Publié le vendredi 25 avril 2008

Cette église, qui s’élève au centre de l’agglomération, est composée d’une nef et d’un bas-côté que sépare une muraille.
La nef a deux parties assez dissemblables : une partie ancienne, qui est celle où se trouve le chœur ; cette ancienneté est reconnaissable à son appareillage de pierres taillées. Cette partie de l’église ne remonte pas au XI° ou XII° siècle, seuls les murs sont peut-être de cette époque, mais la voûte à croisées d’ogives et arcs doubleaux brisés la rapproche de notre temps, fin du XIII° ou début du XIV° siècle.
La seconde partie, portant une voûte plus haute, a été élevée au cours des agrandissements successifs, de 1594, 1613 et dernières décades du XVII° siècle. Chaque époque est bien marquée par le style des voûtes et la maçonnerie des murs.
La grande nef se termine par un chevet plat, troué par deux niches qui furent jadis des fenêtres.

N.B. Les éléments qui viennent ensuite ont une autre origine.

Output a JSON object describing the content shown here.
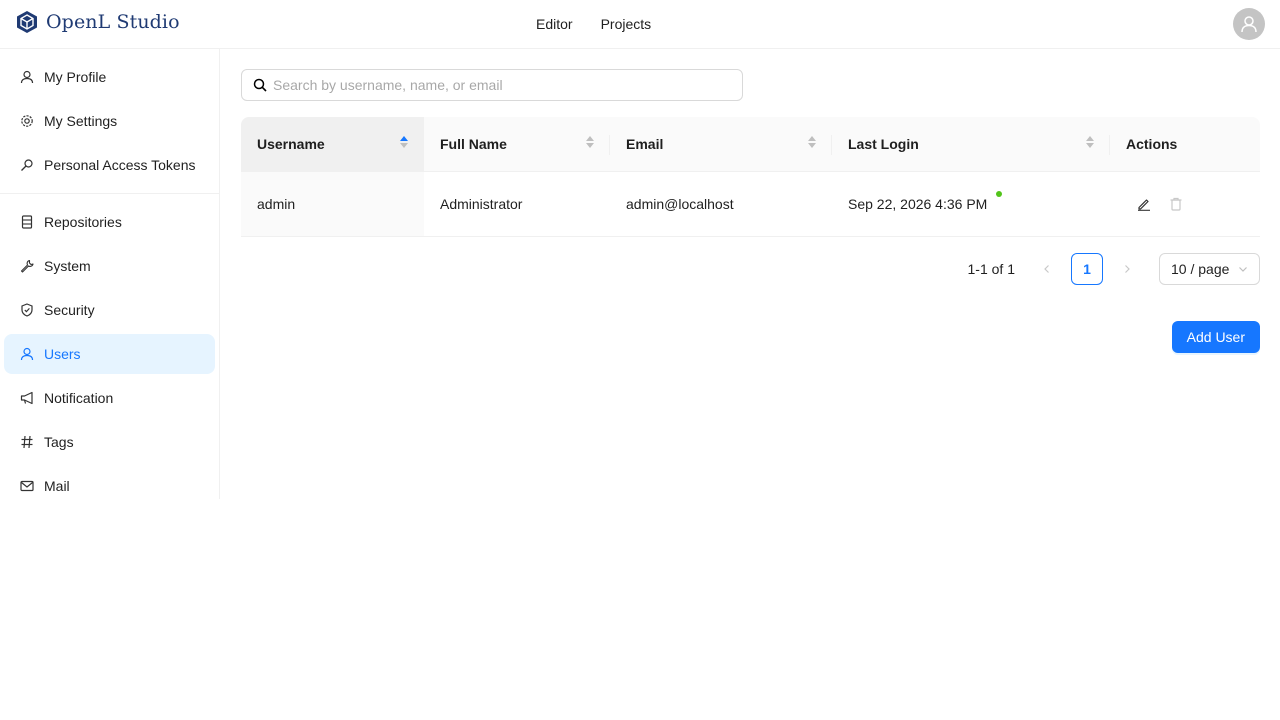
{
  "app": {
    "title": "OpenL Studio",
    "brand_color": "#1f3a73",
    "accent_color": "#1677ff"
  },
  "topnav": {
    "items": [
      {
        "label": "Editor"
      },
      {
        "label": "Projects"
      }
    ],
    "avatar_icon": "user-avatar-icon"
  },
  "sidebar": {
    "items": [
      {
        "label": "My Profile",
        "icon": "user-icon"
      },
      {
        "label": "My Settings",
        "icon": "gear-icon"
      },
      {
        "label": "Personal Access Tokens",
        "icon": "key-icon"
      },
      {
        "label": "Repositories",
        "icon": "database-icon"
      },
      {
        "label": "System",
        "icon": "wrench-icon"
      },
      {
        "label": "Security",
        "icon": "shield-icon"
      },
      {
        "label": "Users",
        "icon": "user-icon",
        "active": true
      },
      {
        "label": "Notification",
        "icon": "megaphone-icon"
      },
      {
        "label": "Tags",
        "icon": "hash-icon"
      },
      {
        "label": "Mail",
        "icon": "mail-icon"
      }
    ]
  },
  "search": {
    "placeholder": "Search by username, name, or email",
    "value": ""
  },
  "table": {
    "columns": [
      {
        "label": "Username",
        "sort": "ascending"
      },
      {
        "label": "Full Name",
        "sort": "none"
      },
      {
        "label": "Email",
        "sort": "none"
      },
      {
        "label": "Last Login",
        "sort": "none"
      },
      {
        "label": "Actions"
      }
    ],
    "rows": [
      {
        "username": "admin",
        "full_name": "Administrator",
        "email": "admin@localhost",
        "last_login": "Sep 22, 2026 4:36 PM",
        "online": true,
        "actions": [
          "edit-icon",
          "delete-icon"
        ]
      }
    ]
  },
  "pagination": {
    "total_text": "1-1 of 1",
    "current_page": "1",
    "page_size": "10 / page"
  },
  "actions": {
    "add_user_label": "Add User"
  },
  "colors": {
    "online": "#52c41a",
    "active_bg": "#e6f4ff"
  }
}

La façade à pignon borde la route, elle s’ouvre d’un monumental portail exécuté en 1689. Il porte un entablement sur lequel repose une sorte de fronton formant niche, qui est soutenu lui-même par deux colonnes et deux pilastres. Le portail abrite des chefs-d’œuvre de sculpture que sont les vantaux, panneaux et imposte de la porte. Ce qui retient l’attention, c’est le tableau taillé dans le bois qui représente “Saint-Jean écrivant l’Apocalypse dans l’ile de Pathmos“. Cette œuvre a fait l’objet de discussions au sujet de son auteur : Pierre Puget ou un de ses élèves ? Le problème n’a pas été résolu.
Le chevet qui porte des créneaux, est accoté de la tour carrée du clocher, haute de 20 mètres. Elle fut édifiée en 1765 au devant de la porte primitive.
En dehors de la magnifique porte, cette église est riche de quelques œuvres d’art, parmi lesquelles :
le tabernacle avec son immense soleil,
le tableau "du Rosaire"’ (1656) de Grève.
la mort de saint Joseph’" tableau attribué à Pierre Puget,
un autre aussi attribué au même peintre "saint Jean écrivant son apocalypse" qui malheureusement en 1815, fut transformé en un "saint Jean devant la Porte Latine".
Les Beaux Arts ont classé le tableau du Rosaire et la Vierge placée dans la niche surmontant la grande porte.